I can’t tell you how many times, when people have stopped by the convent and we have them make a visit to Jesus in our chapel, they come out and say, “Oh, it’s so peaceful here!” Our convent is beautiful and the chapel is a wonderful haven from the “noise” of the world around us (even when we hear the neighbors mowing their yards). It’s a reminder to me that every human heart seeks peace and it’s important to cultivate such opportunities.
Yesterday, Fr. LaRue offered a Mass for Peace and Justice on the anniversary of 9/11. He reminded the children, and me, that if we desire peace in the world, it starts with my own choices and helping to build peace in my own interactions.

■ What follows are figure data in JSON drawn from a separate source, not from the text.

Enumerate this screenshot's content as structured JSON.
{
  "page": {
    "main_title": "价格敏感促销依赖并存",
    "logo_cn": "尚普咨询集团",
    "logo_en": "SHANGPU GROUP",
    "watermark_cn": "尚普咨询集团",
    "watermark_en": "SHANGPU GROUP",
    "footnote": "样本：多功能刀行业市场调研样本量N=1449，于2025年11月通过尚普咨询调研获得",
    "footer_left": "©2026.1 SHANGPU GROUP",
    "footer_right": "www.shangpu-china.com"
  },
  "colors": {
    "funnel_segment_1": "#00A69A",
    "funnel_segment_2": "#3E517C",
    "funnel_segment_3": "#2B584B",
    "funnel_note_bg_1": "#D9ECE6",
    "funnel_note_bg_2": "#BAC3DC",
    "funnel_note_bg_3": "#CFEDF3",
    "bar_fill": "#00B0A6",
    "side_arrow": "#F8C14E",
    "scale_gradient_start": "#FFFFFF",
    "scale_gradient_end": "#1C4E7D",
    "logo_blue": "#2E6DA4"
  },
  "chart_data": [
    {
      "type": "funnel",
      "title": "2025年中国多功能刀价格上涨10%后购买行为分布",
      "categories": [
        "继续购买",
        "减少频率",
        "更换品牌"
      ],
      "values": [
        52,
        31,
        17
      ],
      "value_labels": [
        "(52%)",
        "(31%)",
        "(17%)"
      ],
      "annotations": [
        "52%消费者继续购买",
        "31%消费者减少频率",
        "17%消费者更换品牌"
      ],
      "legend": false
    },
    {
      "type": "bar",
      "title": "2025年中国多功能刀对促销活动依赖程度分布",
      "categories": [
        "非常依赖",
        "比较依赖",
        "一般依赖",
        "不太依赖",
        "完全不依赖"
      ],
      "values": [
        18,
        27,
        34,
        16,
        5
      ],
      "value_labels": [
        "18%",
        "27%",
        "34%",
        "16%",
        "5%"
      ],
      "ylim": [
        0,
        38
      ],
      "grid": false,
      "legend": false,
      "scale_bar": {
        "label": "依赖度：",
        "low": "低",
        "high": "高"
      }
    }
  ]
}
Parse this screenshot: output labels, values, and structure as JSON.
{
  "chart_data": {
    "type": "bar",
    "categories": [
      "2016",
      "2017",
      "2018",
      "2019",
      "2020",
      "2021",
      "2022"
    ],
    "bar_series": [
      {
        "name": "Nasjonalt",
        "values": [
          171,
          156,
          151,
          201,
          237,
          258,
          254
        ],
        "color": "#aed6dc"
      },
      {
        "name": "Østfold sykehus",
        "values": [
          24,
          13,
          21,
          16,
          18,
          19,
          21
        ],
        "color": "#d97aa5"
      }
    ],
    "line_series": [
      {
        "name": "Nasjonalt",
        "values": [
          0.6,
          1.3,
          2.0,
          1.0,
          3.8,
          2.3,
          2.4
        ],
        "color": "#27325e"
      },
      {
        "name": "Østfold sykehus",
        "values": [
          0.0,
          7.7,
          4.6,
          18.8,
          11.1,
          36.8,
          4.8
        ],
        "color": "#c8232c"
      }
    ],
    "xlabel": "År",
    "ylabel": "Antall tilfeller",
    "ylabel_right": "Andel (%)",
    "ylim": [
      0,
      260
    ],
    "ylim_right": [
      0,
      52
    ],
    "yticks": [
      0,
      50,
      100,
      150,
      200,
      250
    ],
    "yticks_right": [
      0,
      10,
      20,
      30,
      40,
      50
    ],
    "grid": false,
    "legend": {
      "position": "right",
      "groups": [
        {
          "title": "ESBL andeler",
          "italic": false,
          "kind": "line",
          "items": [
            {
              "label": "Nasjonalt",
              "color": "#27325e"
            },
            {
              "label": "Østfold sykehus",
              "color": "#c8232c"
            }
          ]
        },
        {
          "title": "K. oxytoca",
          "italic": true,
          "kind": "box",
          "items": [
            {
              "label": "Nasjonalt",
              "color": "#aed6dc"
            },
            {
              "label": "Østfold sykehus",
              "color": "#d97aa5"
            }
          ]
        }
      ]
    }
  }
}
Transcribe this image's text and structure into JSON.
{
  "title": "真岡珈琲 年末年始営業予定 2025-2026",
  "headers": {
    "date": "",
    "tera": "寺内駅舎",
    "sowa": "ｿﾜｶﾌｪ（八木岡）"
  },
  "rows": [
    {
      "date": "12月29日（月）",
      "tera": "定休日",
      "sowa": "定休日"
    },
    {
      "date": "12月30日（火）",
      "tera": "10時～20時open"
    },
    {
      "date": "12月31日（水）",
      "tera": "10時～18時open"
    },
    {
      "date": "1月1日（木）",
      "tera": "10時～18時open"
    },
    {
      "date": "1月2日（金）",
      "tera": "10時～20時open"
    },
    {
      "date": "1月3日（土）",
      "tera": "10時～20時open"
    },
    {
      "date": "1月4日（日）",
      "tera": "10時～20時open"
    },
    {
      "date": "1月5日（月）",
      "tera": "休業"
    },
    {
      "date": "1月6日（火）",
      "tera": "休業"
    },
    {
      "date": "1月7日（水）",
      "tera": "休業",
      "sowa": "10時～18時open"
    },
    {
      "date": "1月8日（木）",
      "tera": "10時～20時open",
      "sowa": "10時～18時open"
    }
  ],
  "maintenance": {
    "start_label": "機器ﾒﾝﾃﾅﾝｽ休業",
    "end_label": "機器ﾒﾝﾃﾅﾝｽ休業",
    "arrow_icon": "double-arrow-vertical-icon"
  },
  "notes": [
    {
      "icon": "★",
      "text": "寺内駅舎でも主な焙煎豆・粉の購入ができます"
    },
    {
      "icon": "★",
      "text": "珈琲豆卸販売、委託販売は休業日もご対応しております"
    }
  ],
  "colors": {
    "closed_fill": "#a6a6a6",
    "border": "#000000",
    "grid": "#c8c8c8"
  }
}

Next Monday, we will begin celebrating PeaceMakers Week in our school. This is our week-long initiative, coupled with ongoing teaching throughout the year, to help the children understand what it means to be a peace-maker and learn concrete ways of going about this. We do so by focusing on and teaching specific social/emotional skills each day of the week:
- M – Kindness/Empathy/Awareness
- Tu – Leadership/Responsibility/Resilience
- W – Friendship
- Th – Conflict Resolution
- F – Teamwork
Research has shown that the greatest factor in preventing aggressive behavior is building a sense of empathy (understanding the pain of others) in individuals (https://mcc.gse.harvard.edu/files/gse-mcc/files/empathy.pdf). By the same token, the most important factor in helping individuals who are targets of aggression is to build resiliency (being able to bounce back and take things in stride) (http://www.virtuebase.org/2016/05/14/why-teaching-resiliency-matters/). If we can empower our children to be empathetic and resilient, we are helping them socially and emotionally to be happier people – and to be peace-makers. Building friendships, navigating conflict resolution and working as a team are also key factors in this endeavor.
Some special events to look forward to include grades PreK-4 attending presentations on Monday from Kids on the Block, sponsored by Nebraska Elks Club (https://nebraskaelkskob.weebly.com/programs.html). This is a troupe of puppets that educate students on a variety of topics, including how to relate to children with autism, Down syndrome and other disabilities. Also on Monday, the 5th and 6th grade students will get to hear from parishioner and former teacher, Bob Deschaine, as he shares about his 20-year friendship with and advocacy for a man with special needs. On Thursday, the Junior High will have an opportunity to participate in a workshop by Mary Beth Rice on social leadership.
I encourage you to have your child(ren) share with you the various lessons and experiences of the week ahead. It promises to be a fun and grace-filled time! But also remember that our greatest peace is found in the quiet of time spent with Jesus in the Eucharist. When Fr. Kelleher recently spoke to our students about Eucharistic adoration, 107 of them committed to making a 10-15 minute visit to Jesus on a weekly basis. I hope that, with your help, they are able to keep that commitment. By doing so, they can experience what Jesus told us at the Last Supper, “Peace I leave with you, My peace I give you. Not as the world gives do I give it to you. Do not let your hearts be troubled or afraid.” Jn.14: 27
God bless you and peace be with you!